In November 1987, General Electric, which owned NBC at that time through its purchase of RCA in February 1986, announced that it would sell off the NBC Radio division. In February 1988, GE made a multi-station deal with Emmis Communications and, in New York, the WNBC license for 660 was included in the sale. Emmis announced it would move WFAN to 660. At the time, WFAN was located at 1050 AM and had a somewhat marginal signal in portions of the New York area. As the deal only included the license for WNBC and not the station’s intellectual property, GE shut down the station for good.
– Wikipedia

As the Summer of 1988 transitioned into Fall, everyone knew WNBC was going away, they just didn’t know exactly when. Ray D’Ariano alludes to that effect while describing the Weekend Time Machine jocks not knowing that they had done their last Time Machine shows.

TECHNICAL

This aircheck is a digitized cassette recorded (presumably) by contributor Bob Gilmore. The audio quality is stunning. This is an off the air recording which arrived at the airchexx studios partially unscoped. It begins with the final minutes of Imus in the Morning, joking around that he will be at Shea Stadium for the Mets game to be heard on WFAN, which was moving down from 1050 to 660 that afternoon, then moves on into the late morning Ray D’Ariano show. D’Ariano takes the time to mention some of the people he will miss and to describe a little about what’s going on. He also promotes a special at 12 noon by Dale Parsons (WNBC, The First 66 Years) which is coming up.

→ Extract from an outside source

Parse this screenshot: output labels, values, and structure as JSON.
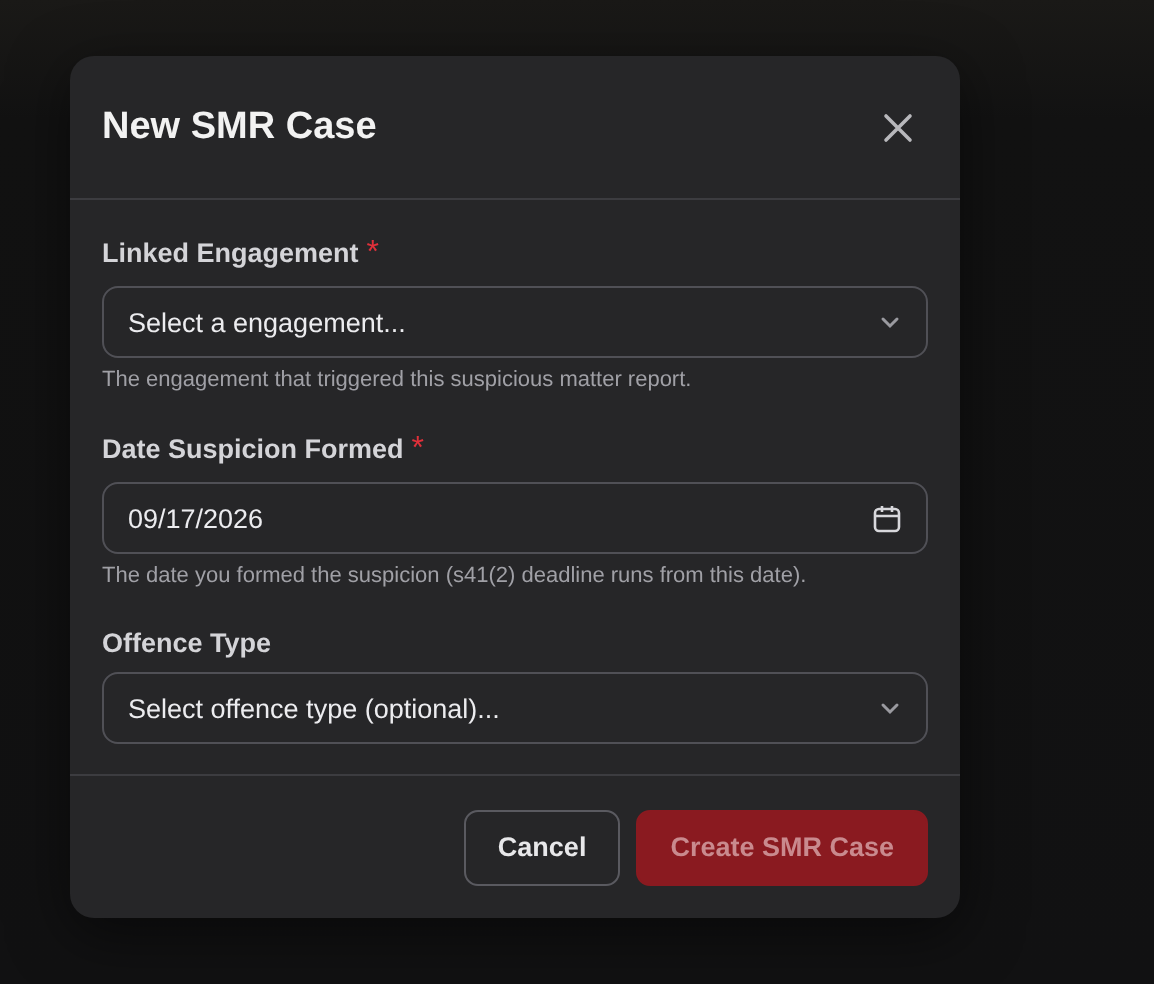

Somewhere on this site, we had the final moments of WNBC, which we never restored after the server crash of 2011. I will repair that in time for October 7 as we remember the 32nd anniversary of the end of WNBC.

ABOUT THE CONTRIBUTOR

Bob Gilmore is one of the nation’s top radio engineers. He has helped put several stations on the air, and built the studio you see on ESPN “Sports Center” as an engineer for ABC. Gilmore is an aircheck collector and has also recorded hundreds of radio station airchecks of his own. He is an accomplished radio personality, heard weekly on HitOldies.net, and a licensed Amateur Radio Operator.